Who do you most admire in international development?
If I had to name one on the spot, it would be Professor Thandika Mkandawire, who sadly passed very recently. During my time as a masters and PhD student at LSE, Thandika was Professor of African Development at the Department of International Development. He was not only a true intellectual giant in Development Studies, but also a kind and supportive mentor to many, as well as a leading force in ensuring that more African students could study at our department. One of the things that I admired most about him was his dedication to push the frontiers of African political economy to the very end, in spite of his illness and advanced age. Thandika was and remains a true inspiration to me and certainly many other scholars and students of international development.
What is one way you would like to see international development respond to the current coronavirus pandemic?

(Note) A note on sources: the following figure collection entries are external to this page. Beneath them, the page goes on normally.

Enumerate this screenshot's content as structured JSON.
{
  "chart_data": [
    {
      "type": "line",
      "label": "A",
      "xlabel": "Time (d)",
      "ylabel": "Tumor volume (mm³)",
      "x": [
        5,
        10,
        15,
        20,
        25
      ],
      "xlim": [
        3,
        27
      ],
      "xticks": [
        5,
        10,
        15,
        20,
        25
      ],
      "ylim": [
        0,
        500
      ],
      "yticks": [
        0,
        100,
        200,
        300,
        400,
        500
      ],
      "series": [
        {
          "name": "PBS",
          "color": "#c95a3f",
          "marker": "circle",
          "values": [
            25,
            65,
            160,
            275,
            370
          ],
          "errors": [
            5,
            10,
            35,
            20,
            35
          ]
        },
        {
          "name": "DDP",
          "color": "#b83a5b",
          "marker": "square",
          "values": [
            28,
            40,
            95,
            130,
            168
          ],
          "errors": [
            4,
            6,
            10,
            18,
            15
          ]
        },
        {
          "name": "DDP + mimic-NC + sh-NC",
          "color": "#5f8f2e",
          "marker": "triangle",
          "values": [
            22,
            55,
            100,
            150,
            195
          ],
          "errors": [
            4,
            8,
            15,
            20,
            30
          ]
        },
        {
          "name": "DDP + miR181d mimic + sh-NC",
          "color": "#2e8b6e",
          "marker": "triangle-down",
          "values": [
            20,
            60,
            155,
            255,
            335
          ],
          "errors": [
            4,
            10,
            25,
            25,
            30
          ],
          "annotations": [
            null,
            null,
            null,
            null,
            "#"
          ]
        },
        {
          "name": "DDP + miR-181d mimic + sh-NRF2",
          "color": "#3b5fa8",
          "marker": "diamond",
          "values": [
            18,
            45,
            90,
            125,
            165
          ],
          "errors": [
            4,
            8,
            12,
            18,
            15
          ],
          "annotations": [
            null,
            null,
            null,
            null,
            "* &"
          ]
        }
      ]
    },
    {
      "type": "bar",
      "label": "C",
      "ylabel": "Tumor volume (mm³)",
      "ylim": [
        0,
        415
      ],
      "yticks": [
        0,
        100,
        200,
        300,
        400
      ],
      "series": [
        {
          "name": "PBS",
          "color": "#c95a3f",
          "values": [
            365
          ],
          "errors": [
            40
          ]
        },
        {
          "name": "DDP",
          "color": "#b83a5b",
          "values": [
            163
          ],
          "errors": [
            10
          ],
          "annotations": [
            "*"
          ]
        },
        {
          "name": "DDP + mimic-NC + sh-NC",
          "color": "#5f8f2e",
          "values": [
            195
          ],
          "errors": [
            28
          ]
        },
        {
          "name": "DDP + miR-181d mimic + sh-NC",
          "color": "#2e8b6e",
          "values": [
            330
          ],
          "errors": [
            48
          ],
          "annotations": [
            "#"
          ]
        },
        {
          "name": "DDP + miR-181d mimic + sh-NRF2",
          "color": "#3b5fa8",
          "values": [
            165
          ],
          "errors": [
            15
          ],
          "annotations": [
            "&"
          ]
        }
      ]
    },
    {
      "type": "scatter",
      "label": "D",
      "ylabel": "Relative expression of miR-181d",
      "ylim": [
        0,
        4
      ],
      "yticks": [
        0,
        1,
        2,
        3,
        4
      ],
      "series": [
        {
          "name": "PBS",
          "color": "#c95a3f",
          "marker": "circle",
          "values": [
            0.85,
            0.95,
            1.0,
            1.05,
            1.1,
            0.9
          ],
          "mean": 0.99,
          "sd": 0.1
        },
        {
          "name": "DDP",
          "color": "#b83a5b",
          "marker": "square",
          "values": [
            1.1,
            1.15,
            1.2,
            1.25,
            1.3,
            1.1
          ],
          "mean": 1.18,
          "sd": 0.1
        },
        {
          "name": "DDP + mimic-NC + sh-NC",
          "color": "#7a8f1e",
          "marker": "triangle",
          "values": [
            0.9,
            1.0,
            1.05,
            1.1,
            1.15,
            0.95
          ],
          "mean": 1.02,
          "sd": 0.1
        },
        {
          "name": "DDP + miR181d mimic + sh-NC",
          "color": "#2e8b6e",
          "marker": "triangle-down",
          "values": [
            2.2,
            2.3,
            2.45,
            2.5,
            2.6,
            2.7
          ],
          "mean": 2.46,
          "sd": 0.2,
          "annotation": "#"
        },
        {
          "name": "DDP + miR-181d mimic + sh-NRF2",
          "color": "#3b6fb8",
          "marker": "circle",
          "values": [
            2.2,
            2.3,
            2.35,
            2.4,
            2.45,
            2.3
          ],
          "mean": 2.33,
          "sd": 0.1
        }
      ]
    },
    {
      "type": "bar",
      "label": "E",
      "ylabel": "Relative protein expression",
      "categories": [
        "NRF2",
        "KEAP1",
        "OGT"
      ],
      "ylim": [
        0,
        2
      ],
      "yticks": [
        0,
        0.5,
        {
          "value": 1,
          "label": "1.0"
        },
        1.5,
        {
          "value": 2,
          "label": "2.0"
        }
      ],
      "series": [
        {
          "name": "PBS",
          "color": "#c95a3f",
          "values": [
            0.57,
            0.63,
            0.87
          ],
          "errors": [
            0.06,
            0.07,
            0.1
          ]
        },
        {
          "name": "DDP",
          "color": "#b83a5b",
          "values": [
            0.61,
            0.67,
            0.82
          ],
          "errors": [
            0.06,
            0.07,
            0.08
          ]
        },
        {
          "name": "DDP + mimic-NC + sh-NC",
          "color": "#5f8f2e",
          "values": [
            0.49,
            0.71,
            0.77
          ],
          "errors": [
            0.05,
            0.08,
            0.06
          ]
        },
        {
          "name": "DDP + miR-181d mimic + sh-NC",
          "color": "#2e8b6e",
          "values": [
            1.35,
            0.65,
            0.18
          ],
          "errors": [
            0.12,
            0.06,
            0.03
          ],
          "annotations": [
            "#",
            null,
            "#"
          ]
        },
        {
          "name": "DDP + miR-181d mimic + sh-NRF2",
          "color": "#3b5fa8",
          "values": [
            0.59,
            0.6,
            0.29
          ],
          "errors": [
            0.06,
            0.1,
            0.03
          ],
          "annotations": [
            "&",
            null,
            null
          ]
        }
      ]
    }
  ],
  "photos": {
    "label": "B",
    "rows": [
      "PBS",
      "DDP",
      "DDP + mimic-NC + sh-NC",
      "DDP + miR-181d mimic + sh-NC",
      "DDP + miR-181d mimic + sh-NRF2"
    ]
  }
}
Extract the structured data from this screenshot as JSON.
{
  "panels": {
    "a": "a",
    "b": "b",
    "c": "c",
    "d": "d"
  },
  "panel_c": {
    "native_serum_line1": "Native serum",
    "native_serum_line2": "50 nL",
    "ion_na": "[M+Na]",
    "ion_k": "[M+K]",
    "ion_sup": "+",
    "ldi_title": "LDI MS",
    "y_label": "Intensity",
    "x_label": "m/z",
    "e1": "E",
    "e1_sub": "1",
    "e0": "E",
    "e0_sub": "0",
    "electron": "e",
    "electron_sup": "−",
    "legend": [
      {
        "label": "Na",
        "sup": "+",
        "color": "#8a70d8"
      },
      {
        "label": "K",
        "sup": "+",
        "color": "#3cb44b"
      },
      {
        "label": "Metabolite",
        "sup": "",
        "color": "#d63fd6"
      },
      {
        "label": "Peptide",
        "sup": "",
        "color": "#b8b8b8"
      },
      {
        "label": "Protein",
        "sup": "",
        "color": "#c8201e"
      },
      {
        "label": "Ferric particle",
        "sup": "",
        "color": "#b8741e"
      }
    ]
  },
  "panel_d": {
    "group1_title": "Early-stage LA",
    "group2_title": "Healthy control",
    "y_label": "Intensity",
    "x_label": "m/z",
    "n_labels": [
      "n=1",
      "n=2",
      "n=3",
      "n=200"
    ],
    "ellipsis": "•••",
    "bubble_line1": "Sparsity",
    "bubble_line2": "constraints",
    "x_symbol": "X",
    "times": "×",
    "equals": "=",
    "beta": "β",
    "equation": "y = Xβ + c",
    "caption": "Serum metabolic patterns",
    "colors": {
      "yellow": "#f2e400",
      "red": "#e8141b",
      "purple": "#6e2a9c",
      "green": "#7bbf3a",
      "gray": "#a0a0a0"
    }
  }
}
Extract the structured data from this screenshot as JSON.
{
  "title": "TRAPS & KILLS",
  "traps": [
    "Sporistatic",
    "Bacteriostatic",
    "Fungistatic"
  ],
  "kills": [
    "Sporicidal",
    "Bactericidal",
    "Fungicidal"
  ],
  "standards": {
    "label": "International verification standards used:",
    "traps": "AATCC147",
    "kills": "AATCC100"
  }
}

The coronavirus pandemic has cost nations in the Global North trillions in economic loss and relief packages and strained their bureaucratic capacities to the limit. It is difficult to imagine how disastrous the pandemic will likely become in those countries in the Global South that are nowhere close to having the economic and state capacity to combat the virus that the North has. In many countries, the majority of the population lives not from monthly paycheck to paycheck but from their daily or weekly incomes. And the macroeconomic balance is also under massive threat, with steep falls in primary commodity exports, growing import demand for medical supplies, and massive capital outflows, which risks causing serious balance of payment and inflation crises. While many adequate and inadequate points on the problems of aid and debt relief can be made, I believe in these exceptional and extreme times that both must be increased rapidly and massively by multi- and bilateral donors and creditors.